Un film clandestin, un acte de liberté

Panahi parvient, comme toujours, à faire rire de ce qui fait mal, en filmant les petits travers d’un grand système injuste. Le film est une succession de portes fermées, de couloirs sans fin, de voix qui se contredisent. Et pourtant, la légèreté reste : une légèreté de funambule au bord du gouffre. Ce film est une prouesse de réalisation, autant technique que politique. Réalisé sans autorisation officielle, avec des actrices non voilées à l’écran – un défi frontal aux lois iraniennes –, Un simple accident a été tourné avec discrétion, puis post-produit en France. Le résultat est d’une clarté cinématographique remarquable, sans effet appuyé, sans slogan. Juste le réel, filmé avec une précision qui dérange et fait réfléchir. Dans un monde où la parole peut valoir arrestation, ce film est une parole libérée, qui sait ce qu’elle risque, et qui parle d’autant plus fort.

Un film marqué par l’épreuve et la grâce

Jafar Panahi connaît son sujet. Pour ses films et ses idées, il a passé sept mois en prison en 2022, et des années d’assignation à domicile, sans passeport, sans liberté de circuler. Ses descriptions ne trompent pas : Un simple accident est le premier long-métrage qu’il réalise depuis sa libération. C’est un film nourri d’autobiographie – même s’il ne parle jamais de lui. Car Panahi sait combien l’enfermement vous poursuit longtemps, combien l’ombre du bourreau ne lâche jamais sa victime. Il dispose désormais d’un passeport et d’un visa. Il est arrivé à Cannes, enfin. Il sourit. Mais il est probable que la nuit, certains bruit des chaînes, ou celui des pensées qu’on ne peut plus faire taire se rappellent à lui, comme pour ses protagonistes.

Le film se conclut sur un geste doux, presque irréel : une sortie de route, ou peut-être une échappée. C’est une fin offerte comme une grâce, sans triomphe ni revanche. Une bouffée d’air au milieu d’un système asphyxiant. Une libération ? Peut-être. Mais pour aller où, vers quoi ? Panahi ne répond pas. Il laisse la question en suspens, comme un murmure, comme un bruit qui résonne derrière vous… Ce bruit final, ou ce silence du réalisateur… loin d’être un renoncement, devient le point d’orgue d’un film qui fait de l’humour une forme de résistance, et de la fragilité une force politique.

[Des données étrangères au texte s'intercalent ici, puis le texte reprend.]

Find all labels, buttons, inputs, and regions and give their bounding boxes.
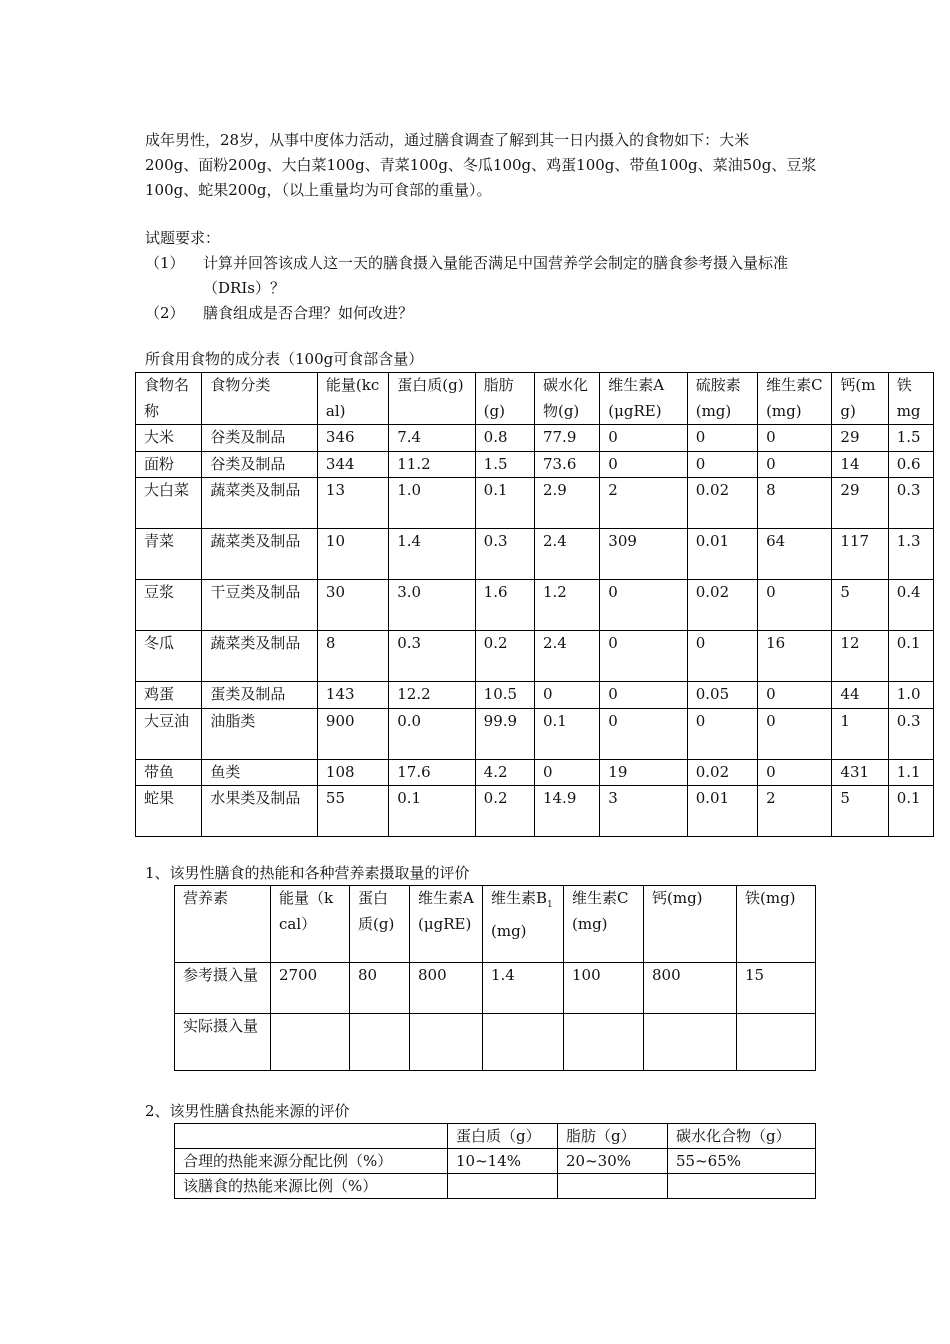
table-header-row <box>175 886 816 963</box>
table-cell <box>644 1014 737 1071</box>
table-cell: 20~30% <box>558 1149 668 1174</box>
table-cell: 蔬菜类及制品 <box>202 478 318 529</box>
table-cell: 蛇果 <box>136 786 202 837</box>
table-cell: 谷类及制品 <box>202 451 318 478</box>
table-row <box>136 631 934 682</box>
header-cell: 能量(kcal) <box>317 373 388 425</box>
table-cell: 鸡蛋 <box>136 682 202 709</box>
table-cell: 19 <box>600 759 687 786</box>
table-row <box>136 708 934 759</box>
requirement-text: 膳食组成是否合理？如何改进？ <box>203 304 414 322</box>
table-cell: 16 <box>758 631 832 682</box>
table-header-row <box>175 1124 816 1149</box>
table-cell: 油脂类 <box>202 708 318 759</box>
header-cell: 蛋白质(g) <box>350 886 410 963</box>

Avec Un simple accident, Jafar Panahi signe un film d’une portée immense. Il témoigne d’un monde verrouillé, mais où la liberté circule encore, en contrebande, par la poésie, le burlesque et la grâce. Un film essentiel, humble, courageux – comme « un simple geste », « un simple film » qui dérange tout un système, et qui bouscule chaque spectateur.